Donnerstag, 20. Februar 2014, 15:32

Hi Adlerkrieger,

ich schließe mich den Ausführungen Ajeschas an, könnte eine Art Astralreise gewesen sein.

Bei einem Luftzug auf unerklärliche Weise kann man einen Moment inne halten und schauen,
ob da einem eine bestimmte Person aus dem Unterbewusstsein in den Kopf schießt,
an die man dann gerade denkt.
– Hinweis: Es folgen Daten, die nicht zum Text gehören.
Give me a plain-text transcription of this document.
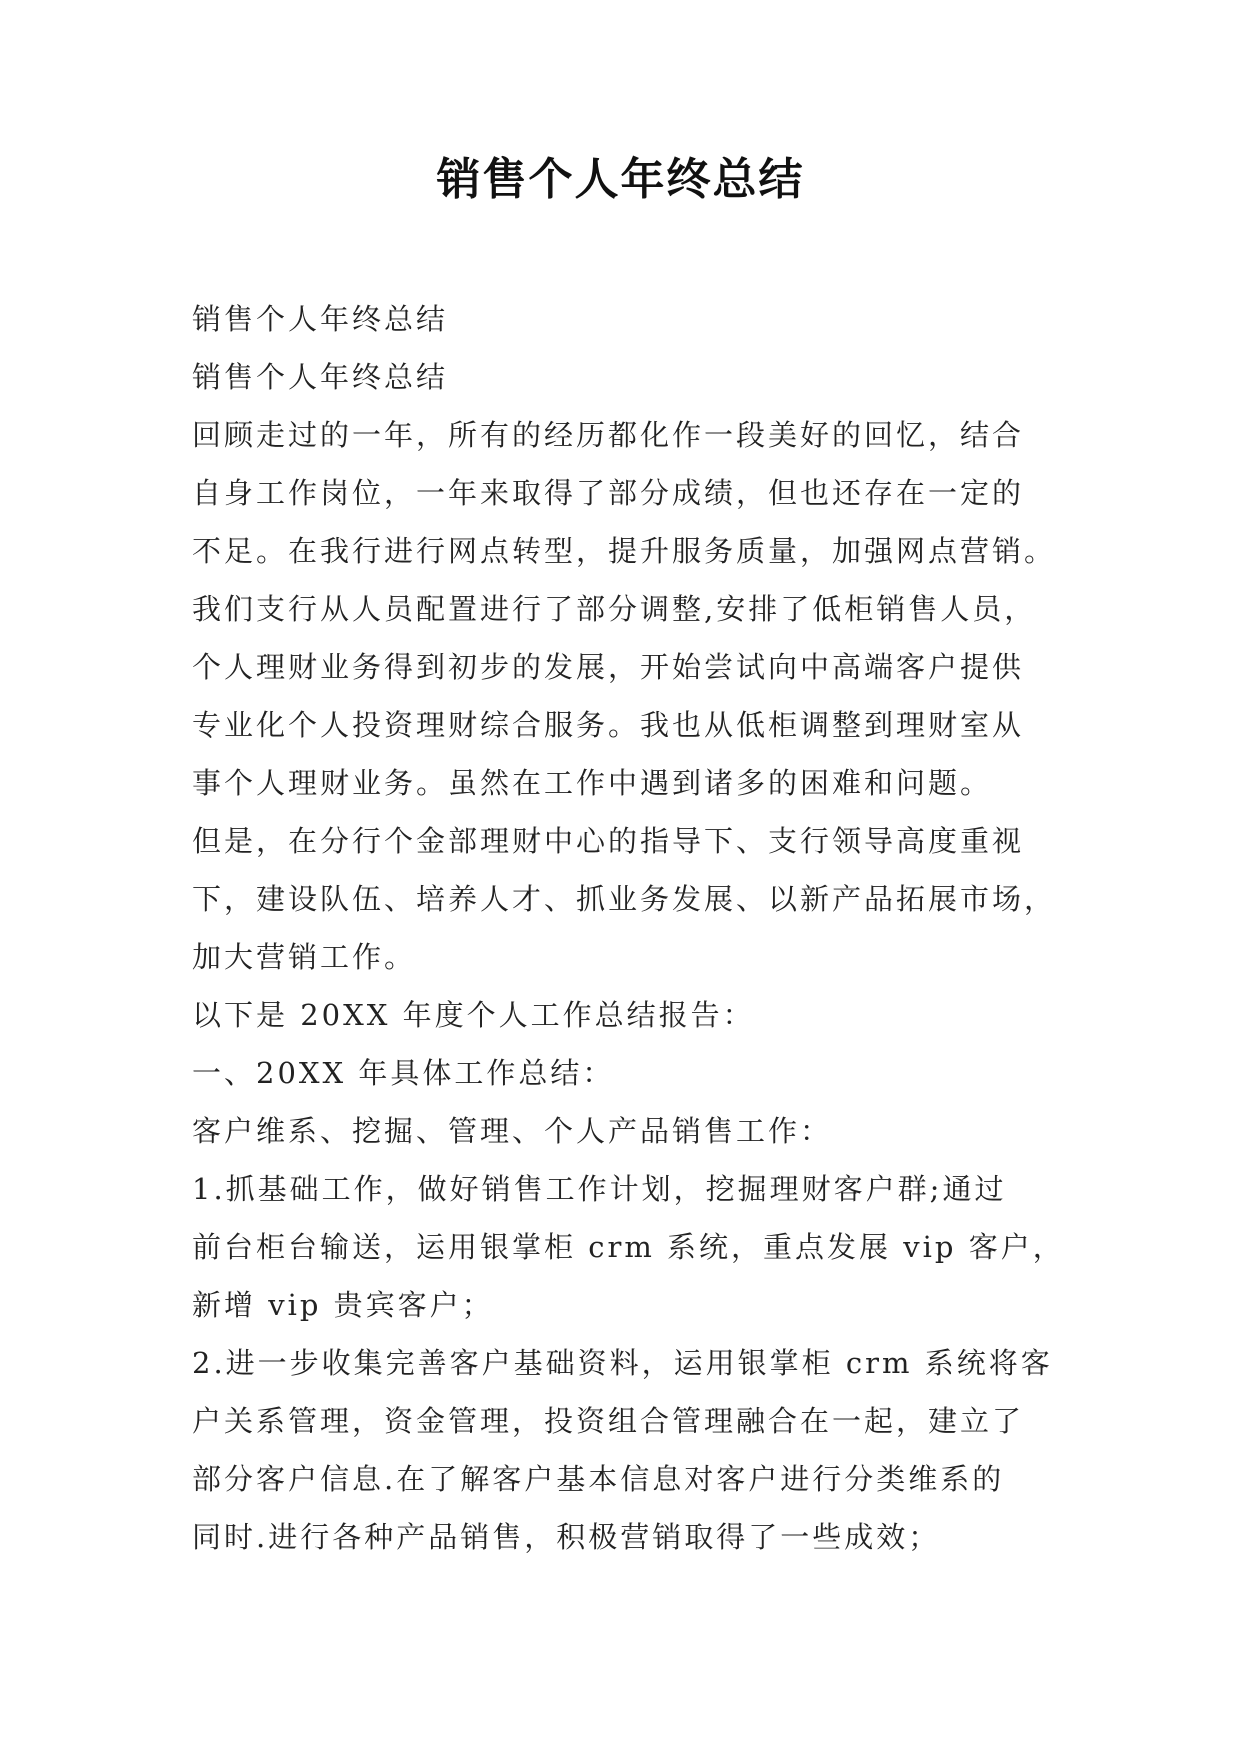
销售个人年终总结

销售个人年终总结

销售个人年终总结

回顾走过的一年，所有的经历都化作一段美好的回忆，结合

自身工作岗位，一年来取得了部分成绩，但也还存在一定的

不足。在我行进行网点转型，提升服务质量，加强网点营销。

我们支行从人员配置进行了部分调整,安排了低柜销售人员，

个人理财业务得到初步的发展，开始尝试向中高端客户提供

专业化个人投资理财综合服务。我也从低柜调整到理财室从

事个人理财业务。虽然在工作中遇到诸多的困难和问题。

但是，在分行个金部理财中心的指导下、支行领导高度重视

下，建设队伍、培养人才、抓业务发展、以新产品拓展市场，

加大营销工作。

以下是 20XX 年度个人工作总结报告：

一、20XX 年具体工作总结：

客户维系、挖掘、管理、个人产品销售工作：

1.抓基础工作，做好销售工作计划，挖掘理财客户群;通过

前台柜台输送，运用银掌柜 crm 系统，重点发展 vip 客户，

新增 vip 贵宾客户；

2.进一步收集完善客户基础资料，运用银掌柜 crm 系统将客

户关系管理，资金管理，投资组合管理融合在一起，建立了

部分客户信息.在了解客户基本信息对客户进行分类维系的

同时.进行各种产品销售，积极营销取得了一些成效；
Dadurch ist es durchaus möglich, dass genau diese Person
ob bereits gestorben oder noch lebend, mit dir in Kontakt treten möchte, oder gerade Hilfe braucht.

Auch wenn man nicht unbedingt in nahem Kontakt steht, sind solche Vorkommnisse möglich, wie
ich bereits selbst erlebt habe.
Liebe Grüße
Maggy
(never say never)

17

Donnerstag, 20. Februar 2014, 18:39

Moin moin,
@ Chrissi,
stimmt, ein Stück Erde anzustarren ist für mich eigentlich nicht das, was ich mit diesem Menschen, der dort liegt zusammenbringe. Auch diese ganze "Heuchlerei" mit Allerheiligen usw halte ich für Nonsens. Wenn ich den anderen Leuten nur so zeigen kann, dass dieser Mensch, der dort liegt, mir etwas bedeutet, dann empfinde ich das als armselig.
Wenn ich jetzt mal ganz krass sein darf, ich renne zu dieser "Sondermülldeponie" und zeige den anderen Leuten, dass ich die Konventionen beachte.
Das ist nicht mein Ding. Allerdings, wem der Besuch ein Gefühl des Guten gibt, der soll das machen. Aber ich bin kein Mensch, der sich an einem kleinen Grundstück erfreuen kann, wenn zwei Meter tiefer einfach nur die Hülle eines geliebten Menschen vermodert.
Der Körper selbst ist doch eigentlich nur "Futter" für einige Tiere. Das, was den Menschen ausgemacht hat ist daraus entschwunden. Wohin auch immer. Aber das ist weg!
Nur in unseren Gedanken und in unseren Herzen lebt dieser Mensch weiter. Wenn dem nicht so sein sollte, dann ist dieser Mensch wirklich tot.

@Medusa,
das ist ja auch vollkommen richtig. Es gibt Dir ein gutes Gefühl und so sollte das auch sein.